А ведь Вероника была еще очень слаба после болезни и все еще продолжала трудное лечение.

Что и говорить, здесь, в Израиле, ей было очень одиноко. Пока она боролась за свое физическое существование, ей было не до душевных переживаний. Но по мере того, как болезнь отступала, невыносимая тоска навалилась на нее, и всякие ненужные мысли лезли в голову: «Для чего продлена мне жизнь, если никого близкого нет рядом, если даже Павлик, единственный родной человек, остался в Москве?» Присутствие Риты только усугубляло ее одиночество. Между ними давно уже повисло холодное, враждебное молчание.

Один раз Павлик позвонил ей туда. Но, услышав его имя, Рита вырвала у Вероники трубку и заорала: «Я работаю на военном заводе и давала подписку не общаться ни с кем из Союза. Немедленно положи трубку!»

И Павлик тут же прекратил разговор, и потом уже Вероника сама названивала ему с телефона-автомата.

Папа Вероники был известным ученым, профессором Рахлиным, а Павлик, будущий Вероникин муж, был его аспирантом и всегда и во всем стремился ему подражать, даже причесываясь на папин манер, с пробором и челкой на правом боку. На Веронику он не обращал ни малейшего внимания. А Вероника влюбилась в него и не знала, как его заинтересовать.

В один прекрасный день она зазвала Павлика к себе в комнату и прочла ему специально выученную поэму «Евгений Неглинкин» из коллективного творчества студентов довоенного еще папиного мехмата, выдав поэму за собственное произведение.

«Я помню вечер. Наши взоры скрестились как-то. Разговоры сперва случайно начались, ну а потом мы увлеклись и полюбили. О, как сладко, с какой тоской тогда я брал, смущаясь, первый интеграл!»

— Как ты похожа на своего папу! — восхитился Павлик и посмотрел на Веронику с нескрываемой нежностью.

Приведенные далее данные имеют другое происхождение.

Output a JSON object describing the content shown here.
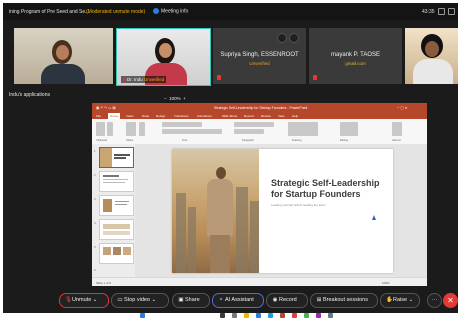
{
  "top_bar": {
    "meeting_title": "ining Program of Pre Seed and Se...",
    "moderated_label": "(Moderated unmute mode)",
    "info_label": "Meeting info",
    "clock": "43:35"
  },
  "participants": [
    {
      "name": "",
      "camera": true
    },
    {
      "name": "Dr. Indu",
      "status": "Unverified",
      "camera": true,
      "active": true
    },
    {
      "name": "Supriya Singh, ESSENROOT",
      "status": "Unverified",
      "camera": false
    },
    {
      "name": "mayank P. TAOSE",
      "status": "gmail.com",
      "camera": false
    },
    {
      "name": "",
      "camera": true
    }
  ],
  "shared_label": "Indu's applications",
  "powerpoint": {
    "window_title": "Strategic Self-Leadership for Startup Founders - PowerPoint",
    "tabs": [
      "File",
      "Home",
      "Insert",
      "Draw",
      "Design",
      "Transitions",
      "Animations",
      "Slide Show",
      "Record",
      "Review",
      "View",
      "Help"
    ],
    "active_tab": "Home",
    "ribbon_groups": [
      "Clipboard",
      "Slides",
      "Font",
      "Paragraph",
      "Drawing",
      "Editing",
      "Add-ins"
    ],
    "slide_count": 6,
    "slide_title": "Strategic Self-Leadership for Startup Founders",
    "slide_subtitle": "Leading yourself before leading the team",
    "status_left": "Slide 1 of 6",
    "zoom": "100%"
  },
  "controls": {
    "unmute": "Unmute",
    "stop_video": "Stop video",
    "share": "Share",
    "ai_assistant": "AI Assistant",
    "record": "Record",
    "breakout": "Breakout sessions",
    "raise": "Raise"
  },
  "colors": {
    "accent_teal": "#33c6b4",
    "ppt_red": "#b7472a",
    "end_red": "#e53935",
    "warning": "#f0b400"
  }
}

С тех пор они и стали встречаться, и скоро, очень скоро Павлик предложил ей руку и сердце.

А через несколько лет после их свадьбы Вероникин папа умер, и Рита со своей мамой, папиной сестрой, приехали из Житомира на папины похороны. Павлик увидел Риту и влюбился в нее с первого взгляда. Дело в том, что Рита была очень похожа на Вероникиного папу. У нее были его карие с медным отливом глаза, его белокожее узкое лицо, и, кроме того, Рита была талантливым математиком, и им с Павликом было о чем потолковать. И Павлик заговорил вдруг о том, что именно в ней, Рите, а не в Веронике подлинное «рахлинство». И Вероника чувствовала себя так, словно специально и злонамеренно подсунула ему копию вместо подлинника, то есть себя вместо Риты. У нее даже мелькнула безумная мысль уступить Павлика сестре. Но Рита с тетей побыли у них всего два дня и снова улетели к себе в Житомир, чтоб после и вовсе отбыть в Израиль. И хотя ее Павлик нет-нет, да и вспоминал о Рите, Вероника надеялась, что это он так, понарошку, чтоб позлить ее и заставить ревновать.

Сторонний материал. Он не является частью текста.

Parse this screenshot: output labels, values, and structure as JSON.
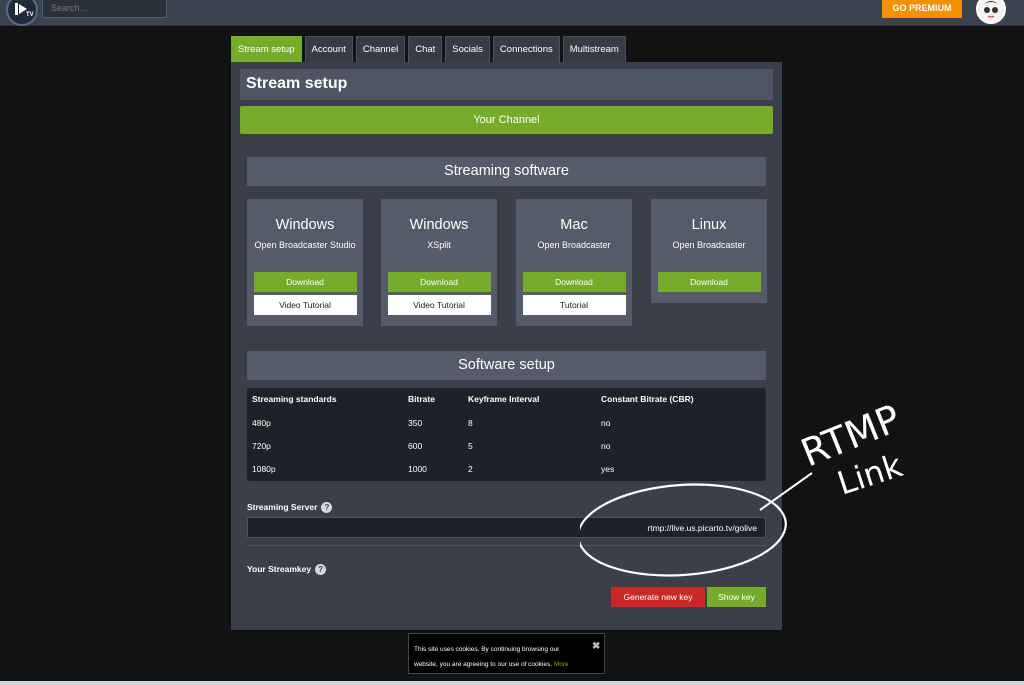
{
  "topbar": {
    "logo_text": "TV",
    "search_placeholder": "Search...",
    "premium_label": "GO PREMIUM"
  },
  "tabs": [
    {
      "label": "Stream setup",
      "active": true
    },
    {
      "label": "Account"
    },
    {
      "label": "Channel"
    },
    {
      "label": "Chat"
    },
    {
      "label": "Socials"
    },
    {
      "label": "Connections"
    },
    {
      "label": "Multistream"
    }
  ],
  "panel": {
    "title": "Stream setup",
    "your_channel": "Your Channel",
    "streaming_software_title": "Streaming software",
    "software_setup_title": "Software setup"
  },
  "software": [
    {
      "os": "Windows",
      "name": "Open Broadcaster Studio",
      "download": "Download",
      "tutorial": "Video Tutorial"
    },
    {
      "os": "Windows",
      "name": "XSplit",
      "download": "Download",
      "tutorial": "Video Tutorial"
    },
    {
      "os": "Mac",
      "name": "Open Broadcaster",
      "download": "Download",
      "tutorial": "Tutorial"
    },
    {
      "os": "Linux",
      "name": "Open Broadcaster",
      "download": "Download"
    }
  ],
  "setup_table": {
    "headers": [
      "Streaming standards",
      "Bitrate",
      "Keyframe Interval",
      "Constant Bitrate (CBR)"
    ],
    "rows": [
      [
        "480p",
        "350",
        "8",
        "no"
      ],
      [
        "720p",
        "600",
        "5",
        "no"
      ],
      [
        "1080p",
        "1000",
        "2",
        "yes"
      ]
    ]
  },
  "streaming_server": {
    "label": "Streaming Server",
    "value": "rtmp://live.us.picarto.tv/golive",
    "help": "?"
  },
  "streamkey": {
    "label": "Your Streamkey",
    "help": "?",
    "generate_label": "Generate new key",
    "show_label": "Show key"
  },
  "cookie": {
    "text": "This site uses cookies. By continuing browsing our website, you are agreeing to our use of cookies.",
    "more": "More",
    "close": "✖"
  },
  "annotation": {
    "line1": "RTMP",
    "line2": "Link"
  },
  "colors": {
    "accent_green": "#77ac2b",
    "premium_orange": "#f39200",
    "danger_red": "#c82828",
    "panel_bg": "#3a3f49"
  }
}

Когда Вероника тяжело заболела, Павлик развелся с ней и отправил ее в Израиль. Он говорил, что Израиль — не его страна, и эмигрировать не собирался, а она боялась, что если не разведется, то ее и вовсе не выпустят. Собственно, развелись они фиктивно. Речь шла о том, что она вылечится и приедет обратно.

Но болезнь ее оказалась еще тяжелее, чем думали, и о возвращении речь уже не шла, так что теперь она ждала мужа хотя бы в гости, хотя бы на месяц. За окном тяжело вздыхало и билось Средиземное море и, подолгу глядя в его свинцовую даль, Вероника чувствовала себя женой моряка дальнего плавания.

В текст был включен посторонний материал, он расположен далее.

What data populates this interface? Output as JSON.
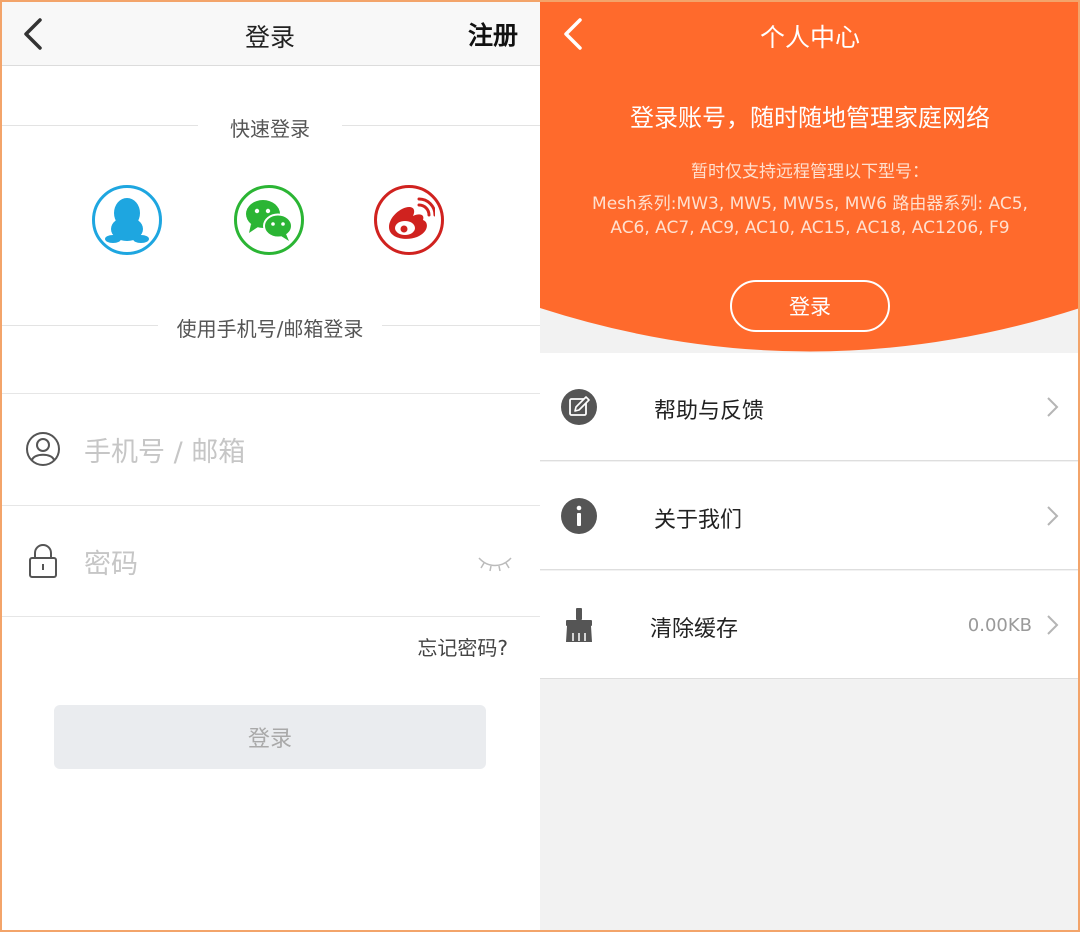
{
  "login_screen": {
    "title": "登录",
    "register_label": "注册",
    "quick_login_label": "快速登录",
    "social_icons": [
      "qq-icon",
      "wechat-icon",
      "weibo-icon"
    ],
    "phone_login_label": "使用手机号/邮箱登录",
    "phone_placeholder": "手机号 / 邮箱",
    "password_placeholder": "密码",
    "forgot_label": "忘记密码?",
    "login_button": "登录",
    "colors": {
      "qq": "#1ea6e0",
      "wechat": "#2bb534",
      "weibo": "#d0221f",
      "button_bg": "#eaecef"
    }
  },
  "profile_screen": {
    "title": "个人中心",
    "headline": "登录账号，随时随地管理家庭网络",
    "support_line1": "暂时仅支持远程管理以下型号：",
    "support_line2": "Mesh系列:MW3, MW5, MW5s, MW6 路由器系列: AC5,",
    "support_line3": "AC6, AC7, AC9, AC10, AC15, AC18, AC1206, F9",
    "login_button": "登录",
    "accent_color": "#ff6a2c",
    "menu": [
      {
        "label": "帮助与反馈",
        "icon": "edit-icon",
        "value": ""
      },
      {
        "label": "关于我们",
        "icon": "info-icon",
        "value": ""
      },
      {
        "label": "清除缓存",
        "icon": "broom-icon",
        "value": "0.00KB"
      }
    ]
  }
}
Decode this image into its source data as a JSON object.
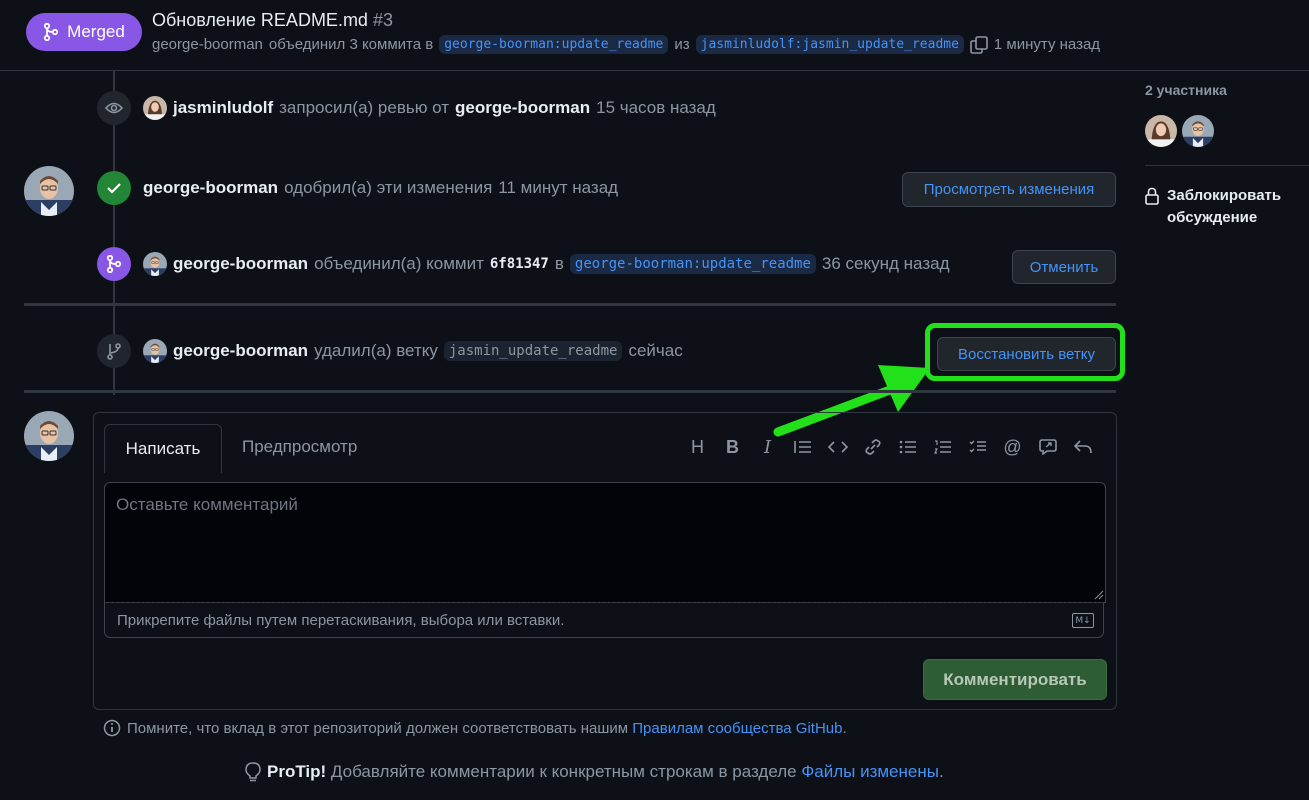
{
  "header": {
    "badge": "Merged",
    "title": "Обновление README.md",
    "number": "#3",
    "sub_user": "george-boorman",
    "sub_action": "объединил 3 коммита в",
    "base_branch": "george-boorman:update_readme",
    "from_word": "из",
    "head_branch": "jasminludolf:jasmin_update_readme",
    "time": "1 минуту назад"
  },
  "events": {
    "review_request": {
      "user": "jasminludolf",
      "action": "запросил(а) ревью от",
      "target": "george-boorman",
      "time": "15 часов назад"
    },
    "approve": {
      "user": "george-boorman",
      "action": "одобрил(а) эти изменения",
      "time": "11 минут назад",
      "button": "Просмотреть изменения"
    },
    "merge": {
      "user": "george-boorman",
      "action": "объединил(а) коммит",
      "commit": "6f81347",
      "in_word": "в",
      "branch": "george-boorman:update_readme",
      "time": "36 секунд назад",
      "button": "Отменить"
    },
    "delete_branch": {
      "user": "george-boorman",
      "action": "удалил(а) ветку",
      "branch": "jasmin_update_readme",
      "time": "сейчас",
      "button": "Восстановить ветку"
    }
  },
  "comment": {
    "tab_write": "Написать",
    "tab_preview": "Предпросмотр",
    "placeholder": "Оставьте комментарий",
    "attach_hint": "Прикрепите файлы путем перетаскивания, выбора или вставки.",
    "markdown_badge": "M↓",
    "submit": "Комментировать",
    "toolbar": [
      "heading-icon",
      "bold-icon",
      "italic-icon",
      "quote-icon",
      "code-icon",
      "link-icon",
      "bulleted-list-icon",
      "numbered-list-icon",
      "task-list-icon",
      "mention-icon",
      "cross-reference-icon",
      "reply-icon"
    ]
  },
  "footer": {
    "guidelines_text": "Помните, что вклад в этот репозиторий должен соответствовать нашим",
    "guidelines_link": "Правилам сообщества GitHub",
    "guidelines_end": ".",
    "protip_label": "ProTip!",
    "protip_text": "Добавляйте комментарии к конкретным строкам в разделе",
    "protip_link": "Файлы изменены",
    "protip_end": "."
  },
  "sidebar": {
    "participants": "2 участника",
    "lock": "Заблокировать обсуждение"
  },
  "colors": {
    "background": "#0d1117",
    "merged_purple": "#8957e5",
    "approve_green": "#238636",
    "link_blue": "#4493f8",
    "annotation_green": "#22e01a"
  }
}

Съезжала она от Риты с твердым намерением никогда ей больше не звонить и не сообщать даже номера своего телефона. Впрочем, Рита тоже не интересовалась ни адресом ее, ни телефоном, и даже не попросила хотя бы из приличия: «Ну ты ж по приезде позвони. Сообщи, как устроилась!» И, наверное, Вероника так никогда бы ей и не позвонила, и, может быть, вообще напрочь забыла бы о ее существовании, если бы не Павликин приезд.

Боже! Какое это было немыслимое счастье! За долгие месяцы болезни Вероника уже забыла, что значит засыпать и просыпаться рядом с любимым человеком. Она готова была отдать все на свете за рыжую голову, лежащую на ее подушке.

И они с Павликом путешествовали по всему Израилю, и в каких только городах, и в каких только красивейших уголках природы они с ним не побывали!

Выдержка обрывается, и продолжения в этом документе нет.